The goodwill is not misplaced. That moment surpasses the epic Rajai Davis homer as my immediate recollection of the Indians-Cubs series. The goodwill has extended beyond reason, with Tomlin’s turbulent April providing more than enough cause for concern. He has yielded 19 earned runs over 18 2/3 innings. When asked about Tomlin’s bumpy start, Francona was predictably committed to his veteran.
One could make an argument about what constitutes “running too quick” from a 33-year-old starting pitcher with a career ERA that approaches five. There are plenty of things to delve into in that argument, including observations like an even higher FIP, an inability to miss bats, and the occasional graces of timely outs that leave multiple runners stranded on base.
A deeper issue has presented itself, however. We have enough data on Josh Tomlin to have a general idea of his potential outputs. We know he will eat innings, as indicated by his ability to chew through six of them while getting hit around over the weekend. While eating these innings, he will turn in a few stellar outings, as well. In small doses, like his miraculous 3.02 ERA over ten starts in 2015, Tomlin can be palatable.
Settling for palatable in small doses is a colossal mistake. The Indians have four decidedly above average arms in their rotation. This affords them unique leverage in utilizing the fifth starter spot — the reduced risk for back to back poor outings permits experimentation with young arms.
In particular, there are two young arms in the Indians system that are knocking on the door. One of them has warranted enough attention to be named the 26th man and starter for one of the games in Thursday’s doubleheader against the Toronto Blue Jays.
Adam Plutko is fresh off a perfect outing in Columbus, in which he retired 23 consecutive Indianapolis Indians prior to being removed because his pitch count had crept up to 95. Over five starts and 24 2/3 innings in 2018, he has posted a 2.35 ERA. He won’t overwhelm you, sitting primarily around 90 miles per hour, but mitigates contact well and has gotten back to controlling the zone, something he got away from in 2016 and 2017. Positive changes in his profile suggest he might be worth a speculative look.

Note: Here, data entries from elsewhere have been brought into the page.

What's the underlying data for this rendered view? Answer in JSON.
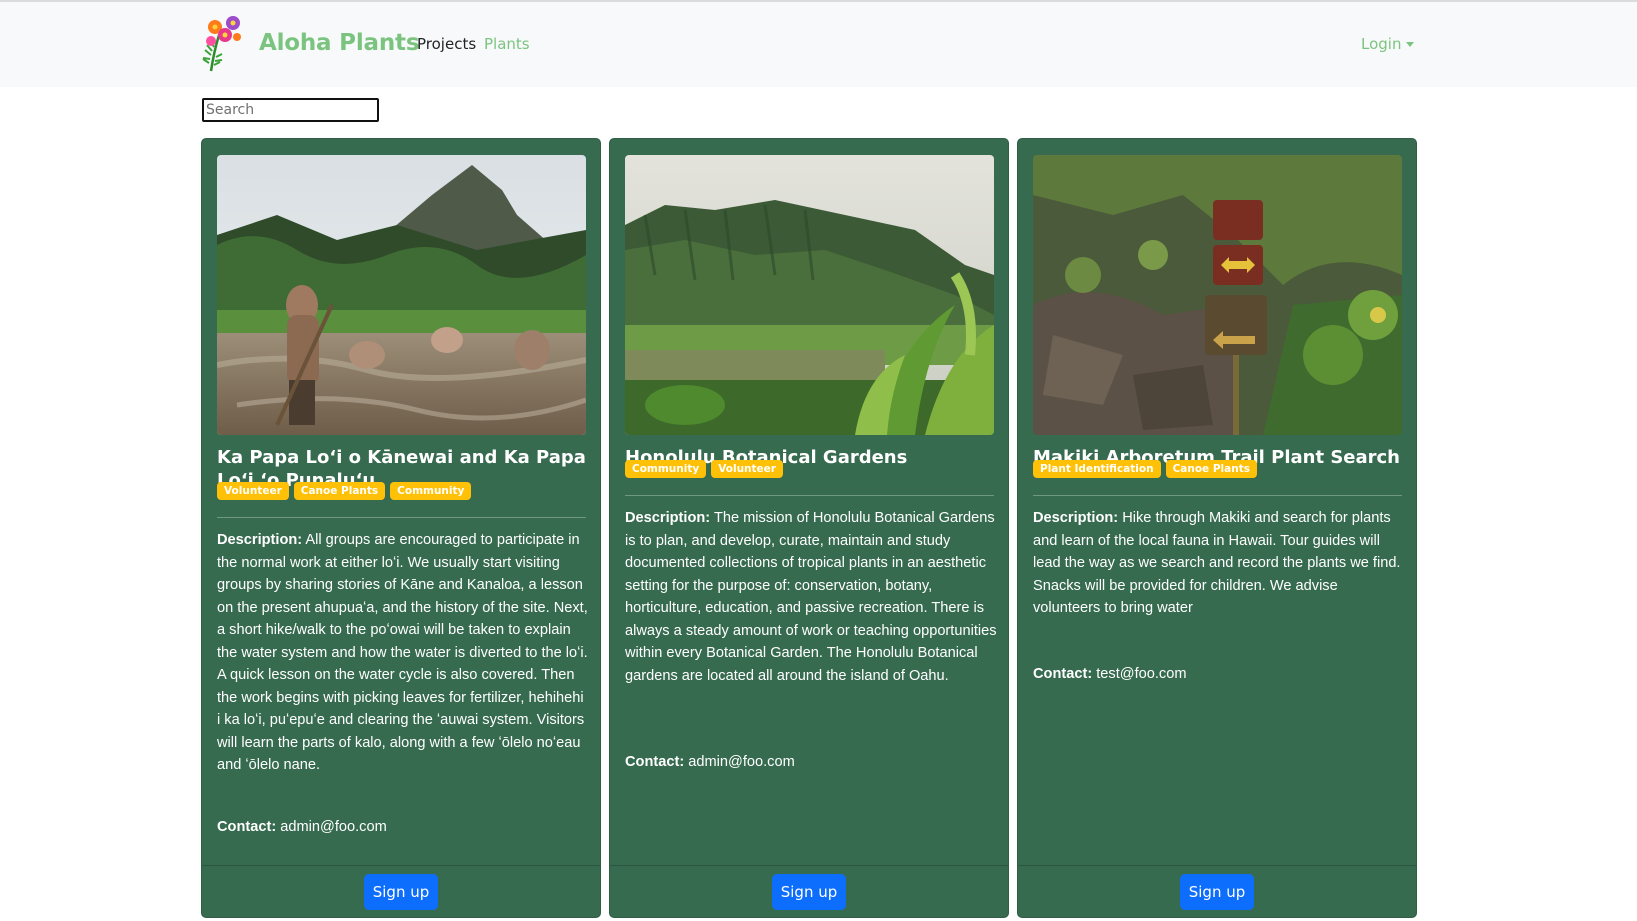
{
  "navbar": {
    "brand": "Aloha Plants",
    "links": [
      "Projects",
      "Plants"
    ],
    "login": "Login"
  },
  "search": {
    "placeholder": "Search",
    "value": ""
  },
  "cards": [
    {
      "title": "Ka Papa Loʻi o Kānewai and Ka Papa Loʻi ʻo Punaluʻu",
      "badges": [
        "Volunteer",
        "Canoe Plants",
        "Community"
      ],
      "description_label": "Description:",
      "description": "All groups are encouraged to participate in the normal work at either loʻi. We usually start visiting groups by sharing stories of Kāne and Kanaloa, a lesson on the present ahupuaʻa, and the history of the site. Next, a short hike/walk to the poʻowai will be taken to explain the water system and how the water is diverted to the loʻi. A quick lesson on the water cycle is also covered. Then the work begins with picking leaves for fertilizer, hehihehi i ka loʻi, puʻepuʻe and clearing the ʻauwai system. Visitors will learn the parts of kalo, along with a few ʻōlelo noʻeau and ʻōlelo nane.",
      "contact_label": "Contact:",
      "contact": "admin@foo.com",
      "button": "Sign up",
      "image": "taro-field-photo"
    },
    {
      "title": "Honolulu Botanical Gardens",
      "badges": [
        "Community",
        "Volunteer"
      ],
      "description_label": "Description:",
      "description": "The mission of Honolulu Botanical Gardens is to plan, and develop, curate, maintain and study documented collections of tropical plants in an aesthetic setting for the purpose of: conservation, botany, horticulture, education, and passive recreation. There is always a steady amount of work or teaching opportunities within every Botanical Garden. The Honolulu Botanical gardens are located all around the island of Oahu.",
      "contact_label": "Contact:",
      "contact": "admin@foo.com",
      "button": "Sign up",
      "image": "botanical-garden-photo"
    },
    {
      "title": "Makiki Arboretum Trail Plant Search",
      "badges": [
        "Plant Identification",
        "Canoe Plants"
      ],
      "description_label": "Description:",
      "description": "Hike through Makiki and search for plants and learn of the local fauna in Hawaii. Tour guides will lead the way as we search and record the plants we find. Snacks will be provided for children. We advise volunteers to bring water",
      "contact_label": "Contact:",
      "contact": "test@foo.com",
      "button": "Sign up",
      "image": "trail-sign-photo"
    }
  ],
  "colors": {
    "brand_green": "#7bc47f",
    "card_bg": "#366b4f",
    "badge": "#ffc107",
    "button": "#0d6efd"
  }
}
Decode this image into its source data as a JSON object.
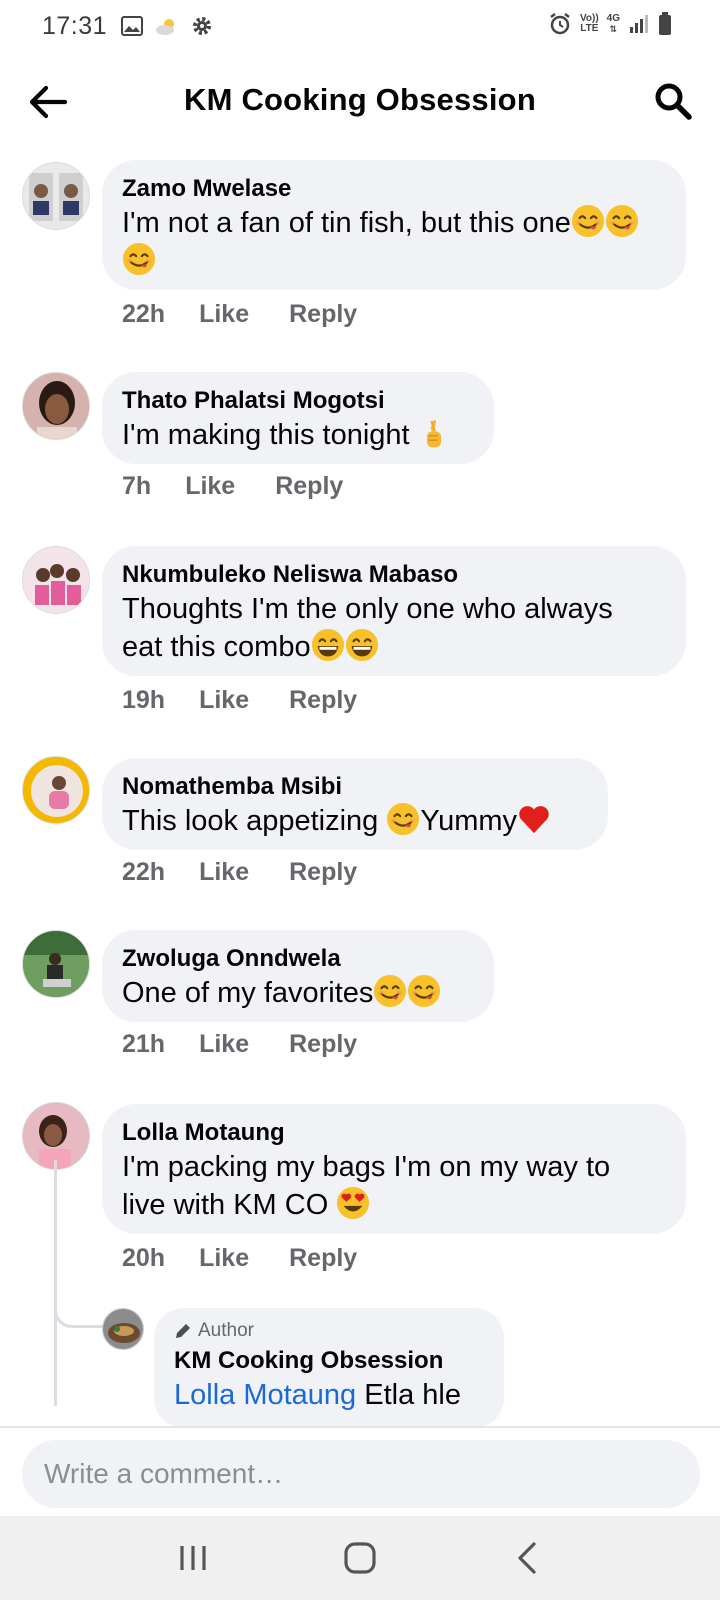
{
  "status_bar": {
    "time": "17:31",
    "volte_top": "Vo))",
    "volte_bottom": "LTE",
    "network": "4G"
  },
  "header": {
    "title": "KM Cooking Obsession",
    "back_icon": "arrow-left-icon",
    "search_icon": "search-icon"
  },
  "comments": [
    {
      "author": "Zamo Mwelase",
      "text": "I'm not a fan of tin fish, but this one",
      "emoji": "yum-face x3",
      "time": "22h",
      "like": "Like",
      "reply": "Reply"
    },
    {
      "author": "Thato Phalatsi Mogotsi",
      "text": "I'm making this tonight ",
      "emoji": "crossed-fingers",
      "time": "7h",
      "like": "Like",
      "reply": "Reply"
    },
    {
      "author": "Nkumbuleko Neliswa Mabaso",
      "text_line1": "Thoughts I'm the only one who always",
      "text_line2": "eat this combo",
      "emoji": "grinning x2",
      "time": "19h",
      "like": "Like",
      "reply": "Reply"
    },
    {
      "author": "Nomathemba Msibi",
      "text_a": "This look appetizing ",
      "text_b": "Yummy",
      "emoji": "yum-face, red-heart",
      "time": "22h",
      "like": "Like",
      "reply": "Reply"
    },
    {
      "author": "Zwoluga Onndwela",
      "text": "One of my favorites",
      "emoji": "yum-face x2",
      "time": "21h",
      "like": "Like",
      "reply": "Reply"
    },
    {
      "author": "Lolla Motaung",
      "text_line1": "I'm packing my bags I'm on my way to",
      "text_line2": "live with KM CO ",
      "emoji": "heart-eyes",
      "time": "20h",
      "like": "Like",
      "reply": "Reply"
    }
  ],
  "author_reply": {
    "badge": "Author",
    "author": "KM Cooking Obsession",
    "mention": "Lolla Motaung",
    "text": " Etla hle"
  },
  "composer": {
    "placeholder": "Write a comment…"
  },
  "colors": {
    "bubble": "#f0f2f5",
    "meta": "#65676b",
    "mention": "#1b6ad4",
    "heart": "#e0201a",
    "emoji": "#f7c12b"
  }
}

Digging further into the minors and off the 40 man roster, you’ll find the most intriguing arm that is close to being ready in the Indians system. Shane Bieber is fun if only to monitor his game logs to see if he ever actually walks anyone. As with Plutko, Bieber will never overwhelm you with his fastball but boasts exceptional command. He’s essentially Josh Tomlin plus, as The Athletic and WFNY’s own Mike Hattery puts it. As he continues to build velocity, inching towards the low to mid-nineties, he becomes even more intriguing. He’s a fun flyer that the Tribe could easily manipulate onto the 40 man roster.
There’s a decent chance that neither Plutko or Bieber amount to an MLB caliber starter. Minor league success is just a blip on the radar when it comes to prognosticating future outputs at the highest level. The Indians owe it to themselves to get an extended look at a Plutko or a Bieber. You can slide Josh Tomlin into a messy bullpen, where his experience might leverage itself into the fringes of usefulness, in order to essentially pocket him as starter depth.
The clear-cut AL Central favorites should not operate in the familiar and known realms. Instead, they should use their top-heavy roster talent to anchor them, while looking for upside on the bottom half of the roster. The familiar and known will still be there should the Plutko or Bieber experiment backfire.